Extra funds could settle arguments over spending, tax cuts

Posted: Friday, April 21, 2000

WASHINGTON -- The booming economy and capital gains scored by investors in last year's soaring stock market are boosting tax revenue so much this spring that the federal budget surplus could reach $210 billion, about $30 billion above current official estimates, according to financial analysts.

That extra money could make it easier for the Clinton administration and congressional Republicans to reconcile some of their differences over additional spending or tax cuts for this fiscal year and the next, which starts Oct. 1.

That's because the bulk of the $30 billion could be used without dipping into the Social Security trust fund surplus, which Clinton and congressional Republicans have ruled off limits as a source of funding for non-Social Security spending or tax cuts.

In the short run, the revenue windfall means the government will be paying down the publicly held national debt more rapidly.

In the long run, if the additional money is not immediately committed for future use, it could leave more room in future budgets for the competing tax and spending proposals being offered by Republican presidential candidates Texas Gov. George W. Bush and Vice President Al Gore. Wall Street analysts who closely track the daily flow of tax receipts into the U.S. Treasury's coffers say the amount of money being sent by individuals along with their 1999 personal income tax returns is running nearly one-fourth higher than it was in April 1999.

''The revenue generating machine for the U.S. economy is running at full throttle,'' said economist Ethan Harris of Lehman Brothers in New York, who along with a number of other analysts said the surplus for April alone likely will be in the $150 billion to $160 billion range.

At $210 billion, the surplus would exceed the latest official projections from the Clinton administration's Office of Management and Budget or the Congressional Budget Office.
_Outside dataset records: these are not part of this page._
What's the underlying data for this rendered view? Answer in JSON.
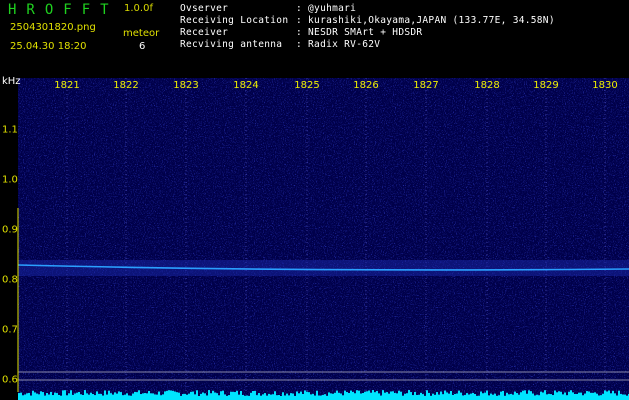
{
  "header": {
    "logo": "HROFFT",
    "version": "1.0.0f",
    "filename": "2504301820.png",
    "datetime": "25.04.30 18:20",
    "meteor_label": "meteor",
    "meteor_count": "6"
  },
  "info": [
    {
      "label": "Ovserver",
      "value": ": @yuhmari"
    },
    {
      "label": "Receiving Location",
      "value": ": kurashiki,Okayama,JAPAN (133.77E, 34.58N)"
    },
    {
      "label": "Receiver",
      "value": ": NESDR SMArt + HDSDR"
    },
    {
      "label": "Recviving antenna",
      "value": ": Radix RV-62V"
    }
  ],
  "axis": {
    "unit": "kHz",
    "x_ticks": [
      "1821",
      "1822",
      "1823",
      "1824",
      "1825",
      "1826",
      "1827",
      "1828",
      "1829",
      "1830"
    ],
    "y_ticks": [
      "1.1",
      "1.0",
      "0.9",
      "0.8",
      "0.7",
      "0.6"
    ]
  },
  "colors": {
    "background": "#00004a",
    "trace": "#2aa0ff",
    "logo": "#1fd11f",
    "label": "#e0e000",
    "bottom_noise": "#00e5ff"
  }
}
Early this year, both predicted a surplus slightly less than $180 billion. Either way, this year's surplus is likely to be well above the $124.4 billion amount recorded in the last fiscal year.

Meanwhile, the Treasury Department Thursday reported a deficit of $35.4 billion for March. But after adjusting for a pair of calendar quirks that inflated spending last month and lowered reported revenues, the report indicated the budget balance had improved by more than $30 billion over the course of the first half of the fiscal year.